Zzap


The Spy Who Loved Me

Publisher: The Hit Squad
Machine: Commodore 64/128

 
Published in Zzap #84

The Spy Who Loved Me

What a disaster! The Spy Who Loved Me was pretty poor on the Amiga, and the cut-down version on the C64 is even worse.

In this vertical shoot-'em-up, Bond must save the world by blasting his way through four levels of bad scrolling. Starting in the water with a high-powered speedboat, if he dodges the mines and blasts the baddies successfully he can race his way through Level Two in his Lotus 3 - the graphics change but the gameplay doesn't. Power-ups are collected from a helicopter flying overhead and a huge articulated lorry which lowers ramps for you to drive up, depositing you back on the track a few hundred yards further on.

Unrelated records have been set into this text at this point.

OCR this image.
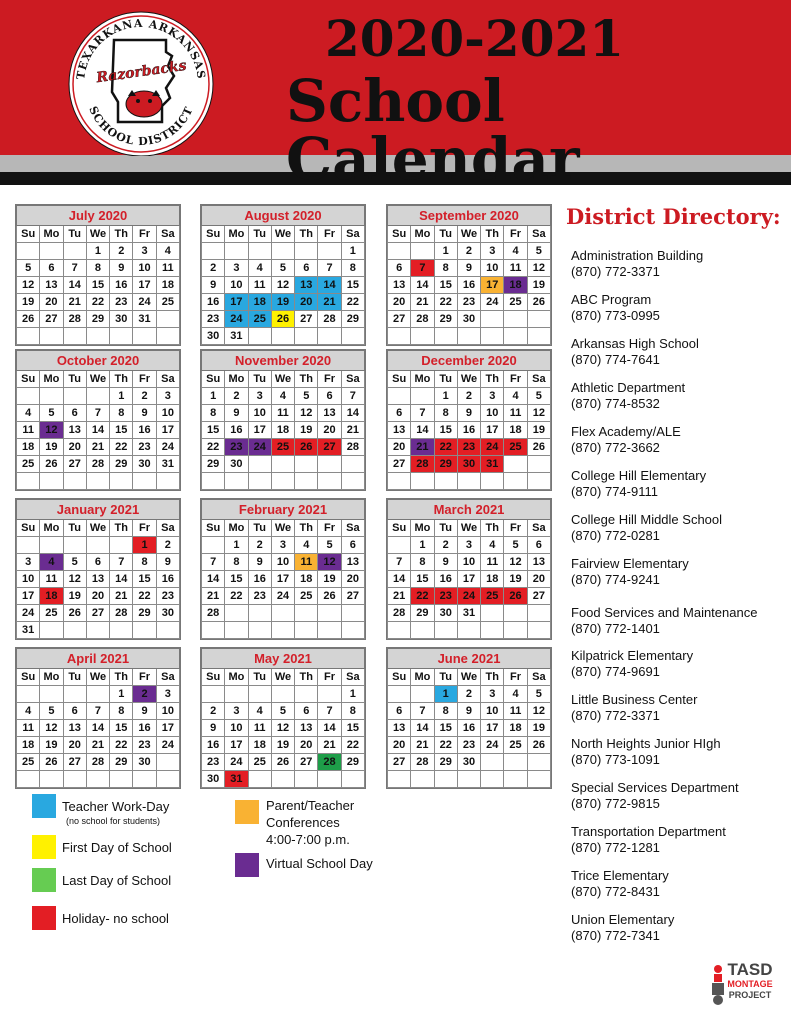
TEXARKANA ARKANSAS
SCHOOL DISTRICT
Razorbacks
2020-2021
School Calendar
July 2020						
Su	Mo	Tu	We	Th	Fr	Sa
			1	2	3	4
5	6	7	8	9	10	11
12	13	14	15	16	17	18
19	20	21	22	23	24	25
26	27	28	29	30	31	

August 2020						
Su	Mo	Tu	We	Th	Fr	Sa
						1
2	3	4	5	6	7	8
9	10	11	12	13	14	15
16	17	18	19	20	21	22
23	24	25	26	27	28	29
30	31					
September 2020						
Su	Mo	Tu	We	Th	Fr	Sa
		1	2	3	4	5
6	7	8	9	10	11	12
13	14	15	16	17	18	19
20	21	22	23	24	25	26
27	28	29	30			

October 2020						
Su	Mo	Tu	We	Th	Fr	Sa
				1	2	3
4	5	6	7	8	9	10
11	12	13	14	15	16	17
18	19	20	21	22	23	24
25	26	27	28	29	30	31

November 2020						
Su	Mo	Tu	We	Th	Fr	Sa
1	2	3	4	5	6	7
8	9	10	11	12	13	14
15	16	17	18	19	20	21
22	23	24	25	26	27	28
29	30					

December 2020						
Su	Mo	Tu	We	Th	Fr	Sa
		1	2	3	4	5
6	7	8	9	10	11	12
13	14	15	16	17	18	19
20	21	22	23	24	25	26
27	28	29	30	31		

January 2021						
Su	Mo	Tu	We	Th	Fr	Sa
					1	2
3	4	5	6	7	8	9
10	11	12	13	14	15	16
17	18	19	20	21	22	23
24	25	26	27	28	29	30
31						
February 2021						
Su	Mo	Tu	We	Th	Fr	Sa
	1	2	3	4	5	6
7	8	9	10	11	12	13
14	15	16	17	18	19	20
21	22	23	24	25	26	27
28						

March 2021						
Su	Mo	Tu	We	Th	Fr	Sa
	1	2	3	4	5	6
7	8	9	10	11	12	13
14	15	16	17	18	19	20
21	22	23	24	25	26	27
28	29	30	31			

April 2021						
Su	Mo	Tu	We	Th	Fr	Sa
				1	2	3
4	5	6	7	8	9	10
11	12	13	14	15	16	17
18	19	20	21	22	23	24
25	26	27	28	29	30	

May 2021						
Su	Mo	Tu	We	Th	Fr	Sa
						1
2	3	4	5	6	7	8
9	10	11	12	13	14	15
16	17	18	19	20	21	22
23	24	25	26	27	28	29
30	31					
June 2021						
Su	Mo	Tu	We	Th	Fr	Sa
		1	2	3	4	5
6	7	8	9	10	11	12
13	14	15	16	17	18	19
20	21	22	23	24	25	26
27	28	29	30			

Teacher Work-Day
(no school for students)
First Day of School
Last Day of School
Holiday- no school
Parent/Teacher
Conferences
4:00-7:00 p.m.
Virtual School Day
District Directory:
Administration Building
(870) 772-3371
ABC Program
(870) 773-0995
Arkansas High School
(870) 774-7641
Athletic Department
(870) 774-8532
Flex Academy/ALE
(870) 772-3662
College Hill Elementary
(870) 774-9111
College Hill Middle School
(870) 772-0281
Fairview Elementary
(870) 774-9241
Food Services and Maintenance
(870) 772-1401
Kilpatrick Elementary
(870) 774-9691
Little Business Center
(870) 772-3371
North Heights Junior HIgh
(870) 773-1091
Special Services Department
(870) 772-9815
Transportation Department
(870) 772-1281
Trice Elementary
(870) 772-8431
Union Elementary
(870) 772-7341
TASD
MONTAGE
PROJECT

Sound familiar? It should do - what we have here is a blatant rip-off of Sega's ageing classic, Spy Hunter! There's no point releasing such an obvious clone unless you can improve on the original, but The Spy Who Loved Me lacks the charm and character of its illustrious predecessor, and adds nothing new - at least the Amiga version ripped off two classic games by adding three Operation Wolf-ish levels.

The graphics are okayish, some of the big baddies in Level Three are especially nice, though the smaller sprites are bland and disappointing. The sound is as cruddy as hell - a boring rendition of the James Bond theme and putrid FX make you want to turn the volume off and listen to Radio 3 chamber music while you play! What really kills it off, though, is the gameplay - scuzzy scrolling and samey levels finally extinguish and samey levels finally extinguish any spark of excitement that might have remained.

Scoring 38% in Issue 69, it's not really worth any more as a budget offering. As Bond licences go, this'll make you want to 'smersh' your tape in frustration.